Et il se trouva qu’ils restèrent seuls, tous leurs amis et parents et enfants et petits-enfants ayant disparu de la surface de la Terre. Ils se promenaient. De loin en loin on les voyait, elle, cheveux blancs flottant au vent, lui, rasé de près, mais toujours avec quelques poils hirsutes qui lui avaient échappé. Ils marchaient, main dans la main, doucement.
Et, comme ils ne pouvaient plus parler à personne d’autre que l’un à l’autre, et qu’à peu près tout ce qu’ils avaient à dire était dit, ils commencèrent à parler aux animaux.
Ils s’étaient assis, un jour, sur une souche moussue (se relever du sol étant presque devenu impossible) et ils avaient, sans angoisse ni besoin, maintenu un silence léger, aussi léger que leur souffle.

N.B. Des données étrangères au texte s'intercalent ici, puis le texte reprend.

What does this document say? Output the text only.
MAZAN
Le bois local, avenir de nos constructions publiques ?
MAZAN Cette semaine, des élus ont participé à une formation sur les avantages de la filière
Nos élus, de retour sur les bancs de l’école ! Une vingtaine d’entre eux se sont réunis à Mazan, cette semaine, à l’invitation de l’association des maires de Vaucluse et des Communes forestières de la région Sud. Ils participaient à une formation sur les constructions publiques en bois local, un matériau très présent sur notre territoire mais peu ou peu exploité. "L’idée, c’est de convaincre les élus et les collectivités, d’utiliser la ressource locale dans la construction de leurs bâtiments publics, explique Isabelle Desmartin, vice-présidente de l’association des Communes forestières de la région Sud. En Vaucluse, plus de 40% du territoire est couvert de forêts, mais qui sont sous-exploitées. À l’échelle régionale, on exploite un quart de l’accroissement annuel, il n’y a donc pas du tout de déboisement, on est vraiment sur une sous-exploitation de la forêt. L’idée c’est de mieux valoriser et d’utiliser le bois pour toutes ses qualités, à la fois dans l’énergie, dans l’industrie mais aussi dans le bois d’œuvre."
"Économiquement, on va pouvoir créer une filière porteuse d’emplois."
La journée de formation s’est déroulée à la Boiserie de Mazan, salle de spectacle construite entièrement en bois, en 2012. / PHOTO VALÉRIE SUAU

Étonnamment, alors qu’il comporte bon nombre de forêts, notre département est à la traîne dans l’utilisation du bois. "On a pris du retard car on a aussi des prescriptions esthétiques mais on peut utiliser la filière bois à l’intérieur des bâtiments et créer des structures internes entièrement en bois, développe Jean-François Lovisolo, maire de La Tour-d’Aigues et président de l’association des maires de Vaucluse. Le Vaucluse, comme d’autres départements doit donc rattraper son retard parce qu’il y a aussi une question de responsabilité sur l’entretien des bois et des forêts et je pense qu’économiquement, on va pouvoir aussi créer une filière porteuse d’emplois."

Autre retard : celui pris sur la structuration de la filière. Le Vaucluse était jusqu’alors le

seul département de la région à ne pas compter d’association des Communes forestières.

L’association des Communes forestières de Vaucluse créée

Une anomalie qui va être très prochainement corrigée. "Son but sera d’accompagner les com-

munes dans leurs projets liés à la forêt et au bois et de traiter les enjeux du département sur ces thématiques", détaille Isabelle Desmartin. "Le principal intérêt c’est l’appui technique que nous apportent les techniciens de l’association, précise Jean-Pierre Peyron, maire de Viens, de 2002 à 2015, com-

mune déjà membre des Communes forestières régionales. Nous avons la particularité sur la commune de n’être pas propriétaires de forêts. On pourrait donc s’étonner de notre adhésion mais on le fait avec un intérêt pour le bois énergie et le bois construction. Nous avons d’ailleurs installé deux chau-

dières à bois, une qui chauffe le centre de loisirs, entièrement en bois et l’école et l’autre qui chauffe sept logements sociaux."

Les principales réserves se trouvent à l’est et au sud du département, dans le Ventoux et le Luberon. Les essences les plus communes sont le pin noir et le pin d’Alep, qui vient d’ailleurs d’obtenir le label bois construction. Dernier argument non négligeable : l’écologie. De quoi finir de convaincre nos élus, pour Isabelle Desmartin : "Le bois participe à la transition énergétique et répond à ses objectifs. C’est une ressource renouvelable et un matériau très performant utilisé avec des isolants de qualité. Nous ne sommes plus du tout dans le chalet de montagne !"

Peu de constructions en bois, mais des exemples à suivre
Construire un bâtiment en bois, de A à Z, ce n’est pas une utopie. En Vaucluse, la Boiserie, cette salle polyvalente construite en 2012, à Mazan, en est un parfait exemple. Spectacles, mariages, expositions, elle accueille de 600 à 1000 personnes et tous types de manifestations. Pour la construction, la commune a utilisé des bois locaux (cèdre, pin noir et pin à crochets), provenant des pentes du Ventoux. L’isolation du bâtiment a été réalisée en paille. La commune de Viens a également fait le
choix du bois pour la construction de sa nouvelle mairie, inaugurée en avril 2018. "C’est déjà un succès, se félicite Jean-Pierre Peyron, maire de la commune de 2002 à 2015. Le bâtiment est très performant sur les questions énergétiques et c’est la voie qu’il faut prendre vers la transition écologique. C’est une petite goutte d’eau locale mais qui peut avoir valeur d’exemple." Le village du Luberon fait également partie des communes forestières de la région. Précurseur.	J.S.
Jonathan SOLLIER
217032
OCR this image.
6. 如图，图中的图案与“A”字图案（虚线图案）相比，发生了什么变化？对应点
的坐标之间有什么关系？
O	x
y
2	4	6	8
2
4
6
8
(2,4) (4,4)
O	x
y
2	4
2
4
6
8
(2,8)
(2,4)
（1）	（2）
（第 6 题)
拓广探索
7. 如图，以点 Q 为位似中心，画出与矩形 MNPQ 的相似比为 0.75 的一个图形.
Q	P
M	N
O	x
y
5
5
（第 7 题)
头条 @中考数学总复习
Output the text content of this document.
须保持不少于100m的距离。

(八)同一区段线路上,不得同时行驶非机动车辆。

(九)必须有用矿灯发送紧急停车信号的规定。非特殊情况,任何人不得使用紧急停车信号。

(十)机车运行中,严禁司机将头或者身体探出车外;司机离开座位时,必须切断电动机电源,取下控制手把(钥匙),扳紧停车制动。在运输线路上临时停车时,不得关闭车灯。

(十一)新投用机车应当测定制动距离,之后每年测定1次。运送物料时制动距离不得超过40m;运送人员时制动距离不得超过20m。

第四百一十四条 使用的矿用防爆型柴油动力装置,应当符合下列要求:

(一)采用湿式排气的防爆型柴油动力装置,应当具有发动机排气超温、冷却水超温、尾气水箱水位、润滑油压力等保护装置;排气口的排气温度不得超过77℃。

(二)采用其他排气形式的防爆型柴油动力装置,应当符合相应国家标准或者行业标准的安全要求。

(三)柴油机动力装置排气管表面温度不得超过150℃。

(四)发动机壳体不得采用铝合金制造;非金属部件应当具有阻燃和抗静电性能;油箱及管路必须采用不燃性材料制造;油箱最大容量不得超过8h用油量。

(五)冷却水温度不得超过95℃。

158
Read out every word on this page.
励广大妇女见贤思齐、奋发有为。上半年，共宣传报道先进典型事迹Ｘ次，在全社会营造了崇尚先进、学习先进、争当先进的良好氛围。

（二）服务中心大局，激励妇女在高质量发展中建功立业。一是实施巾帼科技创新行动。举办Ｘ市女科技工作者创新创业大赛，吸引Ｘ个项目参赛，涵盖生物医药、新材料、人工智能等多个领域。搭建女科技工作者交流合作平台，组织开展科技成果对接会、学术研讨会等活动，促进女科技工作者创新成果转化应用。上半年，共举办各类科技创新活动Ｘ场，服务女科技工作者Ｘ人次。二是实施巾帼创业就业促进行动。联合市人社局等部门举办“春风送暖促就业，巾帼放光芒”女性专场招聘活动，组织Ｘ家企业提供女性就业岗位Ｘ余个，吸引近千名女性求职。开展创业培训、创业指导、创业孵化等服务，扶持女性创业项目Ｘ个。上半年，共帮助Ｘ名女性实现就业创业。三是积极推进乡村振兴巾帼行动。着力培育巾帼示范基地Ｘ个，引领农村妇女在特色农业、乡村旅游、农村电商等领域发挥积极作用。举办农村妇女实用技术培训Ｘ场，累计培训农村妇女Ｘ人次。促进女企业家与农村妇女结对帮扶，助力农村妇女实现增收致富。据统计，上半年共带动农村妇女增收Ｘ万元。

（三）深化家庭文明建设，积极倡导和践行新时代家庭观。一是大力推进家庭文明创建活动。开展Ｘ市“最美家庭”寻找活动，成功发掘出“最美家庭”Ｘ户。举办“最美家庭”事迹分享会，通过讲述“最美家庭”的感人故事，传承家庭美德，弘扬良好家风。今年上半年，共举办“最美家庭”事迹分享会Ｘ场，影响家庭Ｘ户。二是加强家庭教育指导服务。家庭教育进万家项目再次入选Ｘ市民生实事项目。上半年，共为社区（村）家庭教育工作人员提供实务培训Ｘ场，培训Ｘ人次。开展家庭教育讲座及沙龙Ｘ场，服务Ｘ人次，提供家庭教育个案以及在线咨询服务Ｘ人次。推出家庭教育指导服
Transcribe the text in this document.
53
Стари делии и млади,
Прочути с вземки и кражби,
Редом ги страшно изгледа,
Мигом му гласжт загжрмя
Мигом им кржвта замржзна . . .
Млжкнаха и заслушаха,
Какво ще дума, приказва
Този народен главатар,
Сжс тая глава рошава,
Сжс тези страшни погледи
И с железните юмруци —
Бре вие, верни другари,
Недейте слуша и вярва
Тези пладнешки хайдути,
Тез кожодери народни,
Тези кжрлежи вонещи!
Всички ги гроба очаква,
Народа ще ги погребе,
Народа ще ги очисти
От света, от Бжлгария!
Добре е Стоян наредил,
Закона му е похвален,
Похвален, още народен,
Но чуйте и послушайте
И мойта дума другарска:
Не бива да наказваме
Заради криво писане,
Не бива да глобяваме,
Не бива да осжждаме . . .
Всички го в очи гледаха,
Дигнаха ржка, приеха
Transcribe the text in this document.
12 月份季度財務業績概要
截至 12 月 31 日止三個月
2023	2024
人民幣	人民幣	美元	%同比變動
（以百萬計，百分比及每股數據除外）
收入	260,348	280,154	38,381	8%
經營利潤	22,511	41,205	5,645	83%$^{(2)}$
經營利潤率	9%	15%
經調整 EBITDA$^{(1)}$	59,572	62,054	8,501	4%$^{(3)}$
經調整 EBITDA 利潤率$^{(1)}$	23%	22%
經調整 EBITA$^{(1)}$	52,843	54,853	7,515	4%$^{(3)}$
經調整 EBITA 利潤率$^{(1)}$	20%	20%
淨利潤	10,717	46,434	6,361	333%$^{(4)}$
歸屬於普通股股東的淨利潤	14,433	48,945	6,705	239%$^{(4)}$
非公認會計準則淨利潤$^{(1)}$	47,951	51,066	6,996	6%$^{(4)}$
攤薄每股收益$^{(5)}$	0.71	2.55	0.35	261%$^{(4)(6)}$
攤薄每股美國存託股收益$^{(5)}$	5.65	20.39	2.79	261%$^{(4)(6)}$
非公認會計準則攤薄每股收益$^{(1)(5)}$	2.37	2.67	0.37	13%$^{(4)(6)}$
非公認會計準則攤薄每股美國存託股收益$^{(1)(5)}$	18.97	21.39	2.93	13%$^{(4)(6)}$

Un écureuil était venu leur signifier de se déplacer un peu, juste un peu, de sorte qu’il puisse récupérer les noix qu’il avait déposées dans un des trous de la souche l’automne auparavant. Et une marmotte avait couru à côté d’eux, jusque pour observer comment ils réagiraient, et ils n’avaient pas bougé, alors elle était revenue, et revenue. Un jour, elle les avait même encerclés avec sa progéniture dans l’idée de lui enseigner que, peut-être, ce n’était pas tous les humains qui étaient agiles, actifs, de vert lime et de noir vêtus et courant dans les sentiers. Une première.
Je dis « parler », mais ça se faisait presque sans sons, vous voyez. C’était seulement une manière d’être au présent, de regarder presque sans voir, de ne demander rien à rien. Juste d’être, vous voyez. Comme un écureuil agile ou une belette curieuse. Quelques instants, le temps que l’écureuil et la belette passent et s’en aillent. Nos deux vieux auraient été surpris, remarquez, d’accueillir un orignal. Mais pas apeurés. Pourquoi un orignal chargerait-il un couple au dos courbé assis tranquillement sur une souche. Ça ne s’est jamais vu, ou dit. Jamais ça n’est passé aux nouvelles. On le saurait si c’était arrivé. On le saurait.
Quand la belette, la marmotte et l’orignal disparaissent à leur vue, ils redevenaient eux-mêmes, prenaient racine sur la souche un peu humide, clignaient de l’œil quand les mouches passaient et recevaient sur les mains un peu de buée matinale qui ressemblait à des larmes.
Un jour, ils disparurent. Ce jour-là, ils avaient entrepris une grande conversation muette et attentive avec la forêt tout entière, un dialogue tant empreint de simplicité et de tendresse que la forêt les avait enveloppés. Ils devinrent mousse, noix, feuilles mortes, poils un peu hirsutes et cheveux au vent. Ils devinrent tout, et rien. Rien de particulier, tout de vivant.